How to Make Ginger-Garlic Teriyaki Sauce:
This recipe is super simple to whip up and to keep on hand when those teriyaki cravings strike!
- In a medium sauce-pan, add Tamari, brown sugar, maple syrup, pineapple juice, ginger and garlic. Whisk to combine.
- Heat on medium high and bring to a simmer. Turn to low and simmer, whisking occasionally for about 20 minutes, or until the sauce coats the back of a spoon.
- Remove from heat, strain into a lidded container. Teriyaki sauce will thicken as it cools.
A Few Recipe Notes on Teriyaki Sauce:
- Freezer friendly? Yes please! I’ve stored this sauce for up to a month in the fridge and up to three months in the freezer. The sugars and salt act as preservatives.
- Use low sodium Tamari for balanced flavor. I find regular Tamari too salty in this recipe and in order to balance the salt, I’d need to increase the sugar. Stick with low sodium for this recipe.
- This recipe is best as a sauce. Because of the sugar content, if cooked at a high heat, the sauce can easily burn. If using as a marinade, stir-fry quickly and at a lower heat.
- Reheat this sauce on a low gentle heat on stove top or in the microwave.
- After you make this sauce, whip up some mouthwatering Speedy Tofu Teriyaki Bowls!

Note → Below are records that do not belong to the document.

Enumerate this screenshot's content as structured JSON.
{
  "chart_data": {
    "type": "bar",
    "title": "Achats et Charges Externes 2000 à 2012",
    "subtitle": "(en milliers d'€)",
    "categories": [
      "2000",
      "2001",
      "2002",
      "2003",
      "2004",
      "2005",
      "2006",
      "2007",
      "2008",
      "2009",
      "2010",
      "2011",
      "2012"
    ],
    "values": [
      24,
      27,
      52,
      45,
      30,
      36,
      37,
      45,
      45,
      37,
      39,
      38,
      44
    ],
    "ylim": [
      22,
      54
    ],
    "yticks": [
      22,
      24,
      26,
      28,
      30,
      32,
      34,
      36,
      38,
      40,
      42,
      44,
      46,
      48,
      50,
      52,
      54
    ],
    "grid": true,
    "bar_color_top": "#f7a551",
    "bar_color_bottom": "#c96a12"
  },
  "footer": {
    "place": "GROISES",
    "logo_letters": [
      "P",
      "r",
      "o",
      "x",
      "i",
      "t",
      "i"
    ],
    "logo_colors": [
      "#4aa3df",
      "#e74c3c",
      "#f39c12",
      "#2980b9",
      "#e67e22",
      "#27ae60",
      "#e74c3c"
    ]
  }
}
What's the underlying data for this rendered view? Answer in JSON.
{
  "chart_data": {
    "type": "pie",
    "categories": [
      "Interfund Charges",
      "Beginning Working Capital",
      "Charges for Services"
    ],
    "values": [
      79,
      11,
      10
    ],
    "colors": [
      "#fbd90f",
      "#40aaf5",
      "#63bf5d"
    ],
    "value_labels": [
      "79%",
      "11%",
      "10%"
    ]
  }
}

More Homemade Sauces and Condiments to Love:
Ginger-Garlic Teriyaki Sauce
Tangy, sweet, salty and oh so simple to make! Ginger-Garlic Teriyaki Sauce is freezer friendly and a condiment to keep on hand to whip up easy week night stir fries! gluten free + vegan
In a medium sauce-pot add the Tamari, pineapple juice, sugar, maple syrup, garlic and fresh ginger. Whisk. Bring mixture to a simmer, then turn to medium low. Simmer on a low gentle heat for about 20 minutes, whisking occasionally. Towards the end of cooking, when whisked, it will boil up, so be careful here and adjust the heat as needed. The sauce will reduce by about 1/2 and thicken as it cooks.
Once the sauce coats the back of a metal spoon and stays in place when your finger runs through the sauce on the back of the spoon (careful it's HOT), the sauce is ready.
Strain through a fine mesh strainer and into a storage jar. Discard the solids. Store in a lidded container in the refrigerator for up to two weeks, or in the freezer for up to months. The sauce will thicken as it cools.
To thin the sauce, add more pineapple juice, a tablespoon at a time to thin as needed once cooled or reheated. Reheat on low heat stove top or for 30 seconds at a time in the microwave.
*Pineapple Juice: I often use the juice from a can of pineapple juice rather than purchasing a bottle of juice as this is what I typically keep stocked in the pantry. The pineapple chunks are delicious in smoothies and muffins and can be frozen if needed.
This recipe is best as a sauce. Because of the sugar content, if cooked at a high heat, the sauce can easily burn. If using as a marinade, stir-fry quickly and at a lower heat.
This recipe is adapted from Epicurious.